Most scholars accepted his general argument that the U.S had done too little, but some disagreed with individual aspects, such as whether the U.S. could have disrupted or destroyed the Nazi camps. Roosevelt’s defenders said Wyman had failed to appreciate that the president’s options were limited.

In 1984, Wyman spoke out about the “very striking” parallel between nations’ inaction during the Holocaust and the ongoing killing in Sarajevo.

“The Abandonment of the Jews” was credited with helping to inspire the American rescue of hundreds of Ethiopian Jews stranded in Sudan in 1985. John R. Miller, a congressman and later an ambassador for combatting human trafficking, told a Wyman Institute conference that he had given copies of the book to then-Vice President George H.W. Bush and his top aides. According to Miller, Bush called the book a major factor in the U.S. decision to airlift the Jews and eventually bring them to Israel. Bush later sent Wyman a handwritten note of gratitude.

Wyman continued his investigations with “The World Reacts to the Holocaust” and “America and the Holocaust,” a 13-volume compilation of documents used for “Abandonment of the Jews.”

He was chairman of the David S. Wyman Institute for Holocaust Studies, which was founded by colleagues and named in his honor in 2003. The institute brings together a politically, religiously and culturally diverse group of concerned individuals and scholars who share a commitment to studying, documenting and publicizing the lessons of America’s response to the Holocaust.

Founding director Rafael Medoff said, Wyman “was much too humble a man to ever consider establishing an institution named after himself; and it took considerable effort to persuade him to let us put his name on the institute.”

Wyman was awarded honorary doctorates by Yeshiva University and Hebrew Union College-Jewish Institute of religion. He served as a special advisor to the U.S. Holocaust Memorial Council and was a member of the International Academic Advisory Board of the Simon Wiesenthal Center.

He was predeceased by his wife Mildred “Midge” Wyman.
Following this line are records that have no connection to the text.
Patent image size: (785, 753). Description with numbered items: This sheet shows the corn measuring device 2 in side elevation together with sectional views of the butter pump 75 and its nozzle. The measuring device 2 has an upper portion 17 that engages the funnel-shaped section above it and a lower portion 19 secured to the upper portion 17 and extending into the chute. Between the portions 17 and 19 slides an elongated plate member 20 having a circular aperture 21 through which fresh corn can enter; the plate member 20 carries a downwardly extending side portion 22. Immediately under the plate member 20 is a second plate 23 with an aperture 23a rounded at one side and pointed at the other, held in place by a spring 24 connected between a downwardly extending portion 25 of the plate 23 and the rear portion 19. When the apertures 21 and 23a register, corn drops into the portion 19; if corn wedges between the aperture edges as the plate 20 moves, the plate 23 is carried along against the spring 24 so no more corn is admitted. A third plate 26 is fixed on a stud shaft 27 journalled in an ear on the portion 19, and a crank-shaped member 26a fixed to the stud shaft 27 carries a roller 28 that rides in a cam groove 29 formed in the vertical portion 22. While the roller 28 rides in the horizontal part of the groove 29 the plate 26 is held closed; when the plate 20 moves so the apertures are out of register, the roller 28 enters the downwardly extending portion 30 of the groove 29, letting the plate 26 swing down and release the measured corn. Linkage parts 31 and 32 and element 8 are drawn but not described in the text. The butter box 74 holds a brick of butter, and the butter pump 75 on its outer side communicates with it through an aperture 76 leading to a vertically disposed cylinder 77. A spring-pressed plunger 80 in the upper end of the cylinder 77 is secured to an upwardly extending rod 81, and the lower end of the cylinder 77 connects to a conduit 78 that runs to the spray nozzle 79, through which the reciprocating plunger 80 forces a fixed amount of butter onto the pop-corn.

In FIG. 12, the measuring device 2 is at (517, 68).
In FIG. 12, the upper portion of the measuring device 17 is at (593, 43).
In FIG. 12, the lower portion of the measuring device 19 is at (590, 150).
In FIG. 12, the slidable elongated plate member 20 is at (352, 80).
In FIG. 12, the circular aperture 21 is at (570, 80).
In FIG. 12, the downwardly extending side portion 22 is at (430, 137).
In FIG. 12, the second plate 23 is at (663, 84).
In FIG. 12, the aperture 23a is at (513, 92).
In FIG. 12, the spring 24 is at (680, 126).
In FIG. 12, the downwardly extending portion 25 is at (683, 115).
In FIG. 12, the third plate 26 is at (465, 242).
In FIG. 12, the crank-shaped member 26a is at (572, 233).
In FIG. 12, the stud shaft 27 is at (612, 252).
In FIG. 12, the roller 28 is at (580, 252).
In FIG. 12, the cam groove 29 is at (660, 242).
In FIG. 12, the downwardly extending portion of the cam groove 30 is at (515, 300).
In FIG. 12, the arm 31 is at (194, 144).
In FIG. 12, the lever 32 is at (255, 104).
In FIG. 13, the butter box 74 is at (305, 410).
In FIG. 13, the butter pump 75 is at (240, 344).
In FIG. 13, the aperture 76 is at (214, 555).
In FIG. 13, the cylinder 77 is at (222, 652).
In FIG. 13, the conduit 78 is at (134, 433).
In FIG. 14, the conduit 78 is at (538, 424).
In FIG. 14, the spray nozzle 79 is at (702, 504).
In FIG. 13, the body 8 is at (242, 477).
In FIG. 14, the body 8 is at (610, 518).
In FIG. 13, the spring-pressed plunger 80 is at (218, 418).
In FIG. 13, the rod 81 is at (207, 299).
He is survived by his children, Jim and Teresa.

A memorial remembrance will be held Sunday, April 15 at 2 p.m. at South Congregational Church, 1066 South East St., Amherst.

Donations in his memory may be made to Fast Friends Greyhound Adoption. Make checks payable to Fast Friends Rescue, and send to Fast Friends, P.O. Box 10093, Swanzey, NH 03446 or to The Wyman Institute for Holocaust Studies via credit card at www.wymaninstitute.org or by sending a check to the Institute at 1200 G St. NW, Suite 800, Washington, D.C. 20005.

A public event commemorating Wyman’s life and legacy will be held in New York City by the Wyman Institute at a date to be announced.